NASA SBIR 2009 Solicitation

FORM B - PROPOSAL SUMMARY


PROPOSAL NUMBER: 09-2 A3.01-8549
PHASE 1 CONTRACT NUMBER: NNX10CC16P
SUBTOPIC TITLE: NextGen Airspace
PROPOSAL TITLE: Stochastic Queuing Model Analysis to Support Airspace Super Density Operations (ASDO)

SMALL BUSINESS CONCERN (Firm Name, Mail Address, City/State/Zip, Phone)
Optimal Synthesis, Inc.
95 First Street, Suite 240
Los Altos, CA 94022 - 2777
(650) 559-8585

PRINCIPAL INVESTIGATOR/PROJECT MANAGER (Name, E-mail, Mail Address, City/State/Zip, Phone)
Monish D. Tandale
monish@optisyn.com
95 First Street, Suite 240
Los Altos, CA 94022 - 2777
(650) 559-8585 Extension :107

Estimated Technology Readiness Level (TRL) at beginning and end of contract:
Begin: 3
End: 6

TECHNICAL ABSTRACT (Limit 2000 characters, approximately 200 words)
NASA has been involved in extensive research efforts to develop advanced concepts and technologies, for the Next Generation Air Transportation System (NextGen) under different Research Focus Areas (RFAs). The Airspace Super Density Operations (ASDO) RFA seeks to develop efficient terminal area operations. It is expected that multiple ASDO concepts will be interacting with one another in a complex non-deterministic manner. Therefore, the overall terminal system performance may not be a straightforward combination of individual performance indices. It is also crucial that the overall system performance be robust to wind and operational uncertainties. The proposed research effort seeks to develop a fast-time, stochastic analysis tool based on queuing theory that can be used to evaluate the interaction and combined performance of multiple ASDO concepts. The utility of the approach was demonstrated under Phase I research.
Phase II research seeks to achieve the following: (i) make enhancements to the modeling and simulation aspects of the approach, (ii) accelerate the stochastic simulation execution time using high-performance computing solutions, (iii) create software plug-ins for existing NASA research tools, (iv) conduct studies of NextGen terminal area concepts using the queuing simulation, and (v) develop a conflict free scheduling algorithm based on the queuing simulation.
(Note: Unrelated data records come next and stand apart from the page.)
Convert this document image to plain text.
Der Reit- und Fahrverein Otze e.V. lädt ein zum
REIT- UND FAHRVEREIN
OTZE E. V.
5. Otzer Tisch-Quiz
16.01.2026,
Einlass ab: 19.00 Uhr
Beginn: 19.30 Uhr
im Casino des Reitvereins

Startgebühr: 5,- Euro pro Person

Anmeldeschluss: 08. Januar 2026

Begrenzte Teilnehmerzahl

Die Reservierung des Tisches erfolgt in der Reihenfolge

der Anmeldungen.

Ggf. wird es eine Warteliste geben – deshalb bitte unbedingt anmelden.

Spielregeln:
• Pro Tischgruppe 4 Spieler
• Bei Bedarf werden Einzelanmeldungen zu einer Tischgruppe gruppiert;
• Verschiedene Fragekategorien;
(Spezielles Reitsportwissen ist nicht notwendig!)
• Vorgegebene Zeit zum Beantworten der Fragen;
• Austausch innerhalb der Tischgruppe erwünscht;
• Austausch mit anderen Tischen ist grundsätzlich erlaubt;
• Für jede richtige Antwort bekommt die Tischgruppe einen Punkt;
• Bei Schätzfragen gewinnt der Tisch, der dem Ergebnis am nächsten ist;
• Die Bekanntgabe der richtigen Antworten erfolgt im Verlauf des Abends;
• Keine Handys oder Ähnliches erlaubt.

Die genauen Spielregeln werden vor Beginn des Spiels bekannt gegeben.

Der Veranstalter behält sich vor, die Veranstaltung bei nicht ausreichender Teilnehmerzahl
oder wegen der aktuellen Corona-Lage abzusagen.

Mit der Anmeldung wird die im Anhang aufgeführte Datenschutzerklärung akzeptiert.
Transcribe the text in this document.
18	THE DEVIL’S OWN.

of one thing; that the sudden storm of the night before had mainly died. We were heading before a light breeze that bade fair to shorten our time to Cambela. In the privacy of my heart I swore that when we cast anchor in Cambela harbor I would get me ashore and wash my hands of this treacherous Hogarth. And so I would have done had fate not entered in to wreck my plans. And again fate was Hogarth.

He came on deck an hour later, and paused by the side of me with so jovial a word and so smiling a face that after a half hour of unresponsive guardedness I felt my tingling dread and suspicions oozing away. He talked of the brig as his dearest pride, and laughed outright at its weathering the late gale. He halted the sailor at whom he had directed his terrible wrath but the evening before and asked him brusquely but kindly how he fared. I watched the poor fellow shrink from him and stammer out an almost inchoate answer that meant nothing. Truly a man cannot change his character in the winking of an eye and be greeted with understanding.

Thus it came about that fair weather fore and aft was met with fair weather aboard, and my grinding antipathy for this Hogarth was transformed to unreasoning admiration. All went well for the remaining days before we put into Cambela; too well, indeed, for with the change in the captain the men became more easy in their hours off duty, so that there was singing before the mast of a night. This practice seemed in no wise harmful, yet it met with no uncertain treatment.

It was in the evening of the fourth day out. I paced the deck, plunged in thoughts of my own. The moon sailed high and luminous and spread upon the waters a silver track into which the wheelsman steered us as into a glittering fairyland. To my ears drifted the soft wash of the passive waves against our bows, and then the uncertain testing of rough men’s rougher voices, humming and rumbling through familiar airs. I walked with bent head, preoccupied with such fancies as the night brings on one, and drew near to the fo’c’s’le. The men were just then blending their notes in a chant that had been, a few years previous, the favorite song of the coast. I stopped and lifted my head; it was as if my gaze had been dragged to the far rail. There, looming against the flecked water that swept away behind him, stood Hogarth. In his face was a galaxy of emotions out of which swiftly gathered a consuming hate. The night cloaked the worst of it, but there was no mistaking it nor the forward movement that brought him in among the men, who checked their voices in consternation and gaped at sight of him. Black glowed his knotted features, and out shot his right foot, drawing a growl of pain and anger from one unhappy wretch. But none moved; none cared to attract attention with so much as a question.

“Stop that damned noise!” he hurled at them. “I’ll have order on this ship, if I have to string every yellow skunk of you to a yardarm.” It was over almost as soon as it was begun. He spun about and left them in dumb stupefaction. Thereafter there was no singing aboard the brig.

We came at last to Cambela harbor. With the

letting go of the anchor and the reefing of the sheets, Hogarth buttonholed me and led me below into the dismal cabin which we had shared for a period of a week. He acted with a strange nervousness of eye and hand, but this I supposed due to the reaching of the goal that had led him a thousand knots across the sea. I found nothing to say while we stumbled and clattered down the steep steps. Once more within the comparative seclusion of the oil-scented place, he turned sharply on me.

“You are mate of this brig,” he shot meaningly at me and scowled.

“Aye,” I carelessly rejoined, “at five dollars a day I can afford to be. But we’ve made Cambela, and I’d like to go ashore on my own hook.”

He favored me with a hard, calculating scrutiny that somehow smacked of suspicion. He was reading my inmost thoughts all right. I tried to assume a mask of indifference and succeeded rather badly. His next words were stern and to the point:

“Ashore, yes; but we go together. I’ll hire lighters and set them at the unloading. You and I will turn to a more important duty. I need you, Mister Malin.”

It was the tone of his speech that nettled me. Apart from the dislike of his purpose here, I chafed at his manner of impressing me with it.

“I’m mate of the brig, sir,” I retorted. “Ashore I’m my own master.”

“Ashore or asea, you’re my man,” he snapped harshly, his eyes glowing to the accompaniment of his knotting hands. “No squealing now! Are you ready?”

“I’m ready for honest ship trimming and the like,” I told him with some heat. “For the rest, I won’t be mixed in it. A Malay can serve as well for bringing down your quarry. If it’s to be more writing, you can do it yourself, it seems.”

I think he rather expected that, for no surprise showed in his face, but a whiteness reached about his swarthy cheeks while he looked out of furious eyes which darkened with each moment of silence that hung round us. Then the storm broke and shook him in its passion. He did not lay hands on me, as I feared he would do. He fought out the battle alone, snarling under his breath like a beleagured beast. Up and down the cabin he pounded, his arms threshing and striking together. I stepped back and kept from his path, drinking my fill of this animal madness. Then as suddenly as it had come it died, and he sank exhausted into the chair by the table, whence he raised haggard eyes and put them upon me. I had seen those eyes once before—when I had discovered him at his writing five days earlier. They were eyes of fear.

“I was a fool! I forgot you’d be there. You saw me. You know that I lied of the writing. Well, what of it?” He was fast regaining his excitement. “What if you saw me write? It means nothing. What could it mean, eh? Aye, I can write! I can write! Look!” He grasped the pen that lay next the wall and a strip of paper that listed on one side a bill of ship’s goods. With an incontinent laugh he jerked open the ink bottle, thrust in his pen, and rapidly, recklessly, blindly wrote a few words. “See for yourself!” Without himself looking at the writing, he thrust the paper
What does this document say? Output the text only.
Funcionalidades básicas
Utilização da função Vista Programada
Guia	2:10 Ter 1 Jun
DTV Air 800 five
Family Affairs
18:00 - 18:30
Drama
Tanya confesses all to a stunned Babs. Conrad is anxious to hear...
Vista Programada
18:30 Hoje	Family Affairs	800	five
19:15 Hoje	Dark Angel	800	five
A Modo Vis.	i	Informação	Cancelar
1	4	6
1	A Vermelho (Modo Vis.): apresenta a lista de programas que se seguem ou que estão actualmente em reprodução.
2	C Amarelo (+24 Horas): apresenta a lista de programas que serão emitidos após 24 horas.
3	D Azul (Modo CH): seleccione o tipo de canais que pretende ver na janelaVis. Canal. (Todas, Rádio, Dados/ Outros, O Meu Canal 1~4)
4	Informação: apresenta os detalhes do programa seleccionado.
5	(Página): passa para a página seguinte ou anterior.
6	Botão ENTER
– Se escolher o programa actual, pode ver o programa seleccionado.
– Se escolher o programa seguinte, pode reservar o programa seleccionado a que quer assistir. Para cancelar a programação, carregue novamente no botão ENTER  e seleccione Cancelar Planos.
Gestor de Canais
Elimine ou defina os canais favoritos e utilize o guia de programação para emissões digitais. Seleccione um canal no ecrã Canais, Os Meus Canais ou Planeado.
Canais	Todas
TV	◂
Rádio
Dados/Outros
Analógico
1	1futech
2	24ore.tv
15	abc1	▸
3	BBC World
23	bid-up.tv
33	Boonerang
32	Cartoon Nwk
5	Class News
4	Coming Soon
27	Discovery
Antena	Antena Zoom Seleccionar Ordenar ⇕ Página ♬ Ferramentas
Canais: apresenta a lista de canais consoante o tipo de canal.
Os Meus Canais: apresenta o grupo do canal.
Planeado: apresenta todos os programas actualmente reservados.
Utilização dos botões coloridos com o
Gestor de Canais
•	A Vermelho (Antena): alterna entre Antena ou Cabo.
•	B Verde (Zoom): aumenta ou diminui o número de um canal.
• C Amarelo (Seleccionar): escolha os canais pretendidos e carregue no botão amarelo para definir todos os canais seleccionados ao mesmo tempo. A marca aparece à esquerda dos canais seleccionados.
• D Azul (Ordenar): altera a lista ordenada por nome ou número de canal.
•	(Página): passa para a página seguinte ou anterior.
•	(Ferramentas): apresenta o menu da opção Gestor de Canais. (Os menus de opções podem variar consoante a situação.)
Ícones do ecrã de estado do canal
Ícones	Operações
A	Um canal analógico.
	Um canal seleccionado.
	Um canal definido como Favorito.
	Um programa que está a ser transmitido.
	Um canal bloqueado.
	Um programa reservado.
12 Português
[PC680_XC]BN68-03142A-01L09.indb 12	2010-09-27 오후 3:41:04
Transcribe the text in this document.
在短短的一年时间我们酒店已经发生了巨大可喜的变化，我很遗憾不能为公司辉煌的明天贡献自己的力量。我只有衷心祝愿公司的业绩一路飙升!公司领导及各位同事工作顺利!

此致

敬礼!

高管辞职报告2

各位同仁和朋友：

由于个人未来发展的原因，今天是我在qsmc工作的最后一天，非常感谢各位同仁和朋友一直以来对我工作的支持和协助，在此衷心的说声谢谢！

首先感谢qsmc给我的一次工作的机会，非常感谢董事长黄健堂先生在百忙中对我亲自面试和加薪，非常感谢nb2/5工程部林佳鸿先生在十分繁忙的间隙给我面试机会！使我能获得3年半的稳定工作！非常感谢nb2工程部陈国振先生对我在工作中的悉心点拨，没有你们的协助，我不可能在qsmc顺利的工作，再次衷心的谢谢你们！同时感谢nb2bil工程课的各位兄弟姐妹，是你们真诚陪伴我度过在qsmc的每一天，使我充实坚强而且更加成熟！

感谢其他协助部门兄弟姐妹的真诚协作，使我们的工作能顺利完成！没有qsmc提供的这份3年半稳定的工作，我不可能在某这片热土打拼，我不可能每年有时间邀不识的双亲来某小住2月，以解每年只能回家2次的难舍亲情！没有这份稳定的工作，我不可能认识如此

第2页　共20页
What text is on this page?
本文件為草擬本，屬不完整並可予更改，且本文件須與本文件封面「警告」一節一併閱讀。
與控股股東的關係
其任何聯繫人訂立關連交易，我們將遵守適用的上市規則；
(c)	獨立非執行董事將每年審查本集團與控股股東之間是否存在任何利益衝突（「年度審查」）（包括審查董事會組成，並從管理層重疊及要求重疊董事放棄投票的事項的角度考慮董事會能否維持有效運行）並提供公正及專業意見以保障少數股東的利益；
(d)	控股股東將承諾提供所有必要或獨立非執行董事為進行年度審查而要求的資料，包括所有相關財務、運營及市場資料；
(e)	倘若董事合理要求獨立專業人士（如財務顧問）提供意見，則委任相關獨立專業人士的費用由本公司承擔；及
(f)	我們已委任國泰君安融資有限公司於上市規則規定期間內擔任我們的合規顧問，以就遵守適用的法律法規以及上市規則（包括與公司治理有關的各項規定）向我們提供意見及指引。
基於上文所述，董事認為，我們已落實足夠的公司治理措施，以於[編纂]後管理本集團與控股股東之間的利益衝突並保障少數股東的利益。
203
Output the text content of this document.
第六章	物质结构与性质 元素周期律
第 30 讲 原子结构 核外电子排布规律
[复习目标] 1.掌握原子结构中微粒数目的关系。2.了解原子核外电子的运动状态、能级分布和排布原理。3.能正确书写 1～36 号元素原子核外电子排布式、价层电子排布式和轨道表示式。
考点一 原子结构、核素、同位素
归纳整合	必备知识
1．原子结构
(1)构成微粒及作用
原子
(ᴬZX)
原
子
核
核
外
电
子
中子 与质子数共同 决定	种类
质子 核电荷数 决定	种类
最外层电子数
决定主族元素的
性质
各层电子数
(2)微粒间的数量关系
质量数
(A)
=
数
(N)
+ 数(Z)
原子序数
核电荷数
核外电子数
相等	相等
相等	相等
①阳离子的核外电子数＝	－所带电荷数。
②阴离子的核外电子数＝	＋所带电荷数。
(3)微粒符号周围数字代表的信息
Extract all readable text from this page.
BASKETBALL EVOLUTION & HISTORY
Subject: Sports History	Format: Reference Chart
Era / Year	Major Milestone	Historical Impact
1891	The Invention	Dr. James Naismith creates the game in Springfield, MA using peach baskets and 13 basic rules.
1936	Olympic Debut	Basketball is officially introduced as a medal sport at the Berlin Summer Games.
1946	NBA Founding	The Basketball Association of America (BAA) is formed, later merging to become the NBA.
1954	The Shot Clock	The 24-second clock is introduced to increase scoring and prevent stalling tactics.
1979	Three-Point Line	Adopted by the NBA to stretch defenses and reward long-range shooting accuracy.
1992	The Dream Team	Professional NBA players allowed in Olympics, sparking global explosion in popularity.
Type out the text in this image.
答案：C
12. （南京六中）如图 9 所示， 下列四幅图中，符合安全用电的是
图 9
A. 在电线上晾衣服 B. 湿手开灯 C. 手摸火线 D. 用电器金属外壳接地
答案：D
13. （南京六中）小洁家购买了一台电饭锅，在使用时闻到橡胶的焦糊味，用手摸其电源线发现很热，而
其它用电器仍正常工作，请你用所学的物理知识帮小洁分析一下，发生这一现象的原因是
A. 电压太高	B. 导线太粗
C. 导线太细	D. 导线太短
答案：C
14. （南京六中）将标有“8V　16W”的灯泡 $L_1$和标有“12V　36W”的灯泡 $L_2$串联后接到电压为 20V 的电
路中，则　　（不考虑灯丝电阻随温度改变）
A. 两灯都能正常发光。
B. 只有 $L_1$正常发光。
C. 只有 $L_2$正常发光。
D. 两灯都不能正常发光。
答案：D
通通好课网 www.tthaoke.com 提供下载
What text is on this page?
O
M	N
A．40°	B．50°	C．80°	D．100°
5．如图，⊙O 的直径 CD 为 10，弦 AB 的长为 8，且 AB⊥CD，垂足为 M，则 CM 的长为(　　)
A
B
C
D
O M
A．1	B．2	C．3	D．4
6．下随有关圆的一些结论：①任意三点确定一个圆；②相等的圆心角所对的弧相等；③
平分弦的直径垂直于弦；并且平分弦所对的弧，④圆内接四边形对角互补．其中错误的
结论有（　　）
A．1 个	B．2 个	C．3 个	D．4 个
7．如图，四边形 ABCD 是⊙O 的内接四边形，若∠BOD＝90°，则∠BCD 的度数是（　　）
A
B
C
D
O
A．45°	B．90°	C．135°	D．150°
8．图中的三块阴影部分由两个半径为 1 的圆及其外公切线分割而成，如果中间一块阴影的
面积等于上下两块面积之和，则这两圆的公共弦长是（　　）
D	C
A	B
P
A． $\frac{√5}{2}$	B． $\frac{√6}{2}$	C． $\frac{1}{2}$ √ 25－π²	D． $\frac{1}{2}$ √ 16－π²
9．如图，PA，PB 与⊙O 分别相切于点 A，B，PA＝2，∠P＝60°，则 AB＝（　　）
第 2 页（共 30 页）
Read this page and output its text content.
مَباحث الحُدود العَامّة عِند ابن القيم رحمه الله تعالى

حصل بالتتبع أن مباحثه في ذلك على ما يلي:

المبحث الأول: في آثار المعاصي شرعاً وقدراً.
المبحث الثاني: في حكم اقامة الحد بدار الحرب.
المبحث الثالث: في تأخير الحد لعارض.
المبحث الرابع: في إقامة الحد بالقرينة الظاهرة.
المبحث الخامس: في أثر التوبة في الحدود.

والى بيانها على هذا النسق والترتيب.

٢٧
POTENTIAL NASA COMMERCIAL APPLICATIONS (Limit 1500 characters, approximately 150 words)
The primary application of the queuing model developed in the course of this research is to serve as a stochastic analysis tool to evaluate proposed NextGen concepts in the terminal area. The proposed queuing model provides a transformation between the terminal area routes, procedures and runway configurations, to the traffic flow efficiency. This model can be used in rapid prototyping tools that design terminal area routes and procedures, to evaluate the efficiency of the designed route. The queuing model and the associated simulation framework can be used to evaluate the performance of various sequencing, scheduling, pairing, and merging & spacing algorithms being developed under NASA's Airspace Super Density Operations (ASDO) program. During Phase II research a plug-in will be developed for the STASS software that is currently being used by the ASDO group. Interfaces will also be identified to other NASA software tools such as TRAC and CTAS.

POTENTIAL NON-NASA COMMERCIAL APPLICATIONS (Limit 1500 characters, approximately 150 words)
The proposed queuing model shows potential for the following non-NASA applications:
1. The Phase II research effort proposes to develop queuing model based sequencing, scheduling and merging & spacing algorithms. Such algorithms can be a part of a decision support automation used by air-traffic controllers in the terminal area and metroplexes.
2. The fast-time stochastic queuing simulation framework developed using high-performance computing framework can provide near real-time forecasts of the state of the terminal area taking into account wind and weather uncertainties. Such a forecast capability can be vital to Traffic Flow Management (TFM) decision-making algorithms under adverse weather conditions.
3. This model can be used by the Airline Operations Center (AOC) to make decisions on canceling, re-routing or re-scheduling flights in response to an adverse weather event.

TECHNOLOGY TAXONOMY MAPPING (NASA's technology taxonomy has been developed by the SBIR-STTR program to disseminate awareness of proposed and awarded R/R&D in the agency. It is a listing of over 100 technologies, sorted into broad categories, of interest to NASA.)
Operations Concepts and Requirements
Simulation Modeling Environment
Testing Requirements and Architectures


Form Generated on 08-06-10 17:29